Yesterday, I did something I never imagined I would do: I went to our state's capital and pushed representatives to support two pieces of legislation face-to-face.
I don't know about you, but the word "lobbyist" doesn't feel clean when it rings in my head. In the news, it seems like it's usually attached to some giant entity's giant special interest. But, people from all walks of life lobby legislators for all sorts of things: the arts, business interests, health-related legislation, child protection laws you name it.
I was there to lobby for clean water. I'm sorry to say, however, the coalition of clean water advocates was far outnumbered by a group lobbying for some sort of gambling machine, another group looking to focus legislator's attention on traumatic brain injuries and by the statehouse's regular lobbyists who I'm told can be seen there daily.
While I'm not sure my day in Raleigh made much of a difference for our drinking water (one of the bills we lobbied for was altered, literally, as we left the statehouse ... and not for the better), the experience was an eye opener.
The statehouse reminded me of a bee hive, with legislators and their usually one-member support staff tucked in tiny offices all over the legislative complex. Some representatives were in their offices, some were not. Some were busy preparing for meetings. Some were discussing issues around tables in the lobby. Everyone was aflutter with activity. Frankly, I thought, with all the interruptions and side conversation, it's amazing anything gets accomplished.
To my surprise, the very legislators I thought wouldn't find time to talk to us (like the representative from Appalachia with only two books on his shelf, both written by Sean Hannity) were the ones who made the most time to speak to us.
There were no angry town hall-esqe moments. People on differing sides of issues listened to each other and tried to find common ground. Instead of speculating, they looked to source documents or people in-the-know. They shook hands when they parted company, whether they agreed to agree or disagree. Relationships matter.
And that's how one of the bills I was there to lobby for a bill that calls for a re-mapping the river basins so legislators would have updated and correct information when making basin-related decisions was changed.
But, that's how it goes. That's how laws are made. I doubt anyone ever gets everything they want in a bill. Progress is made baby step by baby step. And, yes, the people with the best relationships in the statehouse sometimes, OK maybe often, win.

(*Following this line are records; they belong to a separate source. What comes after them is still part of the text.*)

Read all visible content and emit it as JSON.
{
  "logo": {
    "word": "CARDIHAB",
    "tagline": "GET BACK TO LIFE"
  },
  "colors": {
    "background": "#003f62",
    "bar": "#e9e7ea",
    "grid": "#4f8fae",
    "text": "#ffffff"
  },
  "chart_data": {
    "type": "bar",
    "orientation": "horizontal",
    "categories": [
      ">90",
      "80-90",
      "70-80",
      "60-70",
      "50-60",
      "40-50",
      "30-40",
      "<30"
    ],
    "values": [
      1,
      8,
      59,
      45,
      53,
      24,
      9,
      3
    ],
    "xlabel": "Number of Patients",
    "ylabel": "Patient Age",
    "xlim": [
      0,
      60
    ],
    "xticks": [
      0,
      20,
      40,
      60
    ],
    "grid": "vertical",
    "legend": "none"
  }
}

Though it wasn't a victorious day for clean water, it was a great learning experience. I walked away from it thinking every citizen should spend a day or two in the statehouse, learning how Democracy really works. I thought, on the way home, that I'd love to spend more time in Raleigh looking for regulars, listening to the whispering and watching laws being crafted by people who truly believe they're doing what's right for their constituents. Hopefully they believe that, anyway.